KOMMENTARE

Ein Tag der Erlösung

von Redaktion

Hoffnung auf Frieden

Manchmal ist die Welt ein guter Ort, wenn auch nur für einen Augenblick. Nach zwei Jahren eines Martyriums, in das sich niemand wirklich hineindenken kann, sind gestern die letzten lebenden israelischen Geiseln heimgekehrt. Für sie und ihre Angehörigen wird es ein Moment tiefster Erlösung gewesen sein. Man kann nur beten, dass für die 20 Männer nach dem Leid wieder so etwas wie ein Leben beginnen kann.

Auch für Israel und den Nahen Osten ist es ein Moment ungekannter Erleichterung. Nun ist vieles möglich und vermutlich gebieten es Demut und Respekt vor dem Erreichten, vorerst an die Chancen zu denken und nicht an die Fallen, die zweifelsohne überall lauern. In diesen nach wie vor ungelösten Konflikt ist eine Dynamik gekommen, die bis vor einigen Wochen beinahe undenkbar schien. Zu verdanken ist das tatsächlich dem in vielerlei Hinsicht kritikwürdigen US-Präsidenten, der das Kunststück vollbrachte, sowohl Israels Premier Benjamin Netanjahu als auch die Hamas zur Räson zu rufen.

Und trotzdem ist das Ende des Krieges, für das Trump sich feiern lassen will, bisher nur eine Fantasie. Die Einigung zwischen Israel und der Hamas hat wichtige Punkte ausgeklammert, etwa die essenzielle Forderung einer Entwaffnung der Terrororganisation. Freiwillig wird das nicht passieren, denn für die Schlächter des 7. Oktober geht es um das nackte Überleben. Aber es gibt in dieser Sache kein Verhandeln: Solange die Hamas existiert, bleibt nicht nur die Wiederherstellung des Sicherheitsgefühls in Israel undenkbar, sondern auch die Perspektive für eine wie auch immer gestaltete Koexistenz von Israelis und Palästinensern.

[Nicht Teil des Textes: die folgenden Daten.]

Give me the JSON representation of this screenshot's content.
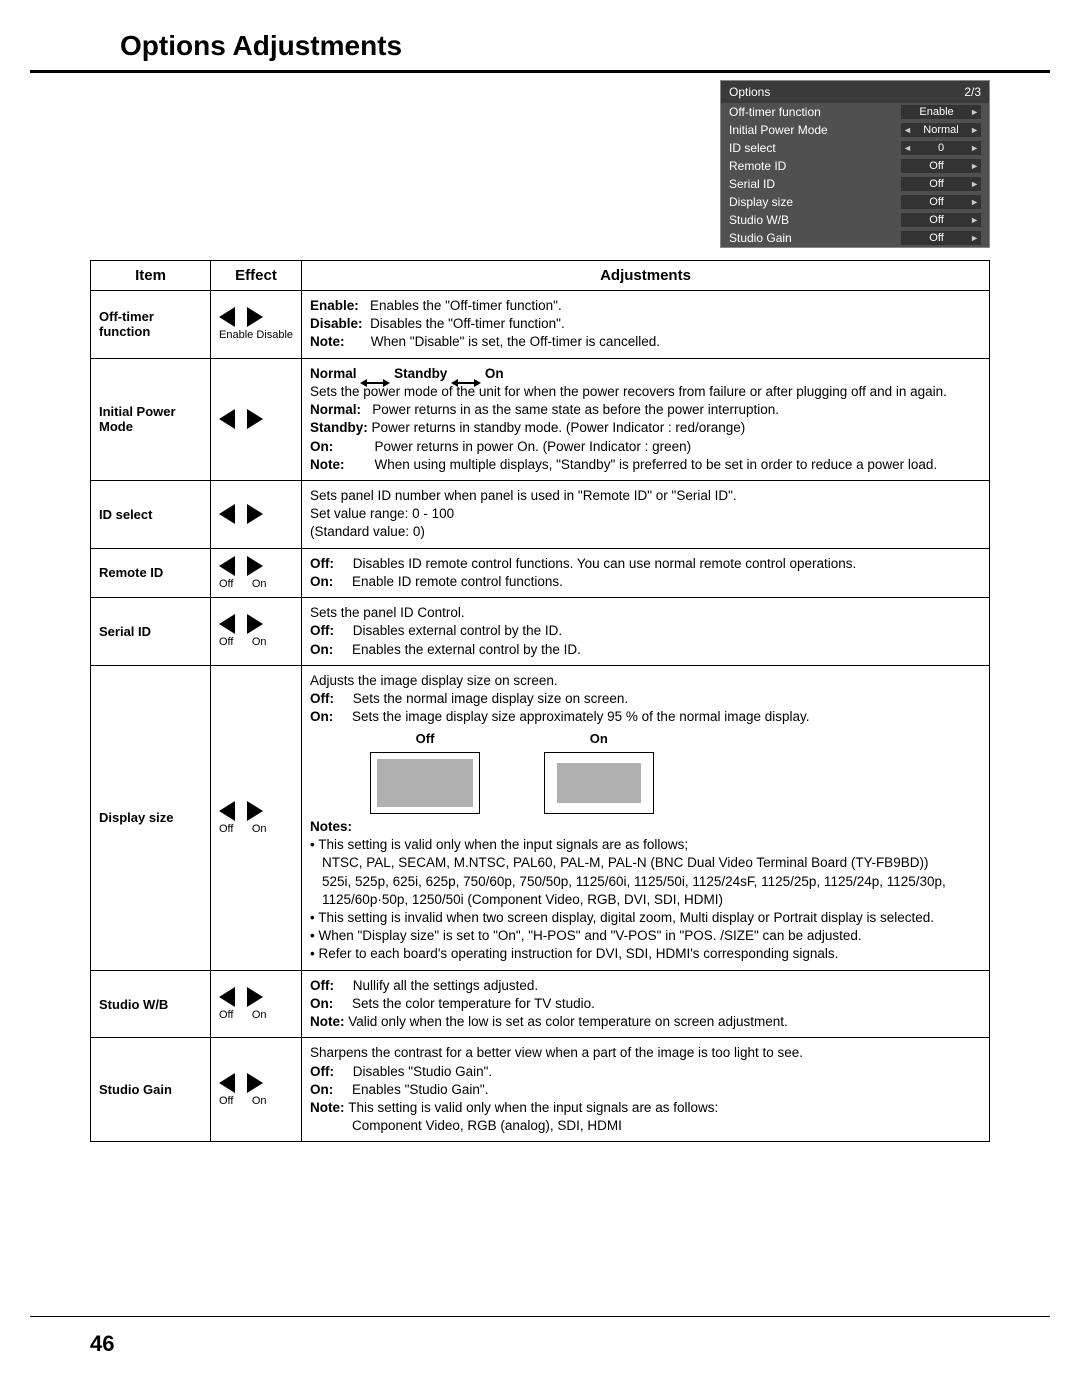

Ähnlich weit entfernt wie ein dauerhafter Frieden liegt die Heilung jener Wunde, die der Hamas-Terror in Israel geschlagen hat. Der gestrige Tag könnte ein Beschleuniger sein, ein Katalysator für die Aufarbeitung – dafür müsste aber auch politisch etwas passieren. Nicht nur Regierungskritiker in Israel wissen, dass Netanjahu und seine Regierung einen Anteil daran haben, dass der 7. Oktober geschehen konnte. Bisher ist das folgenlos geblieben.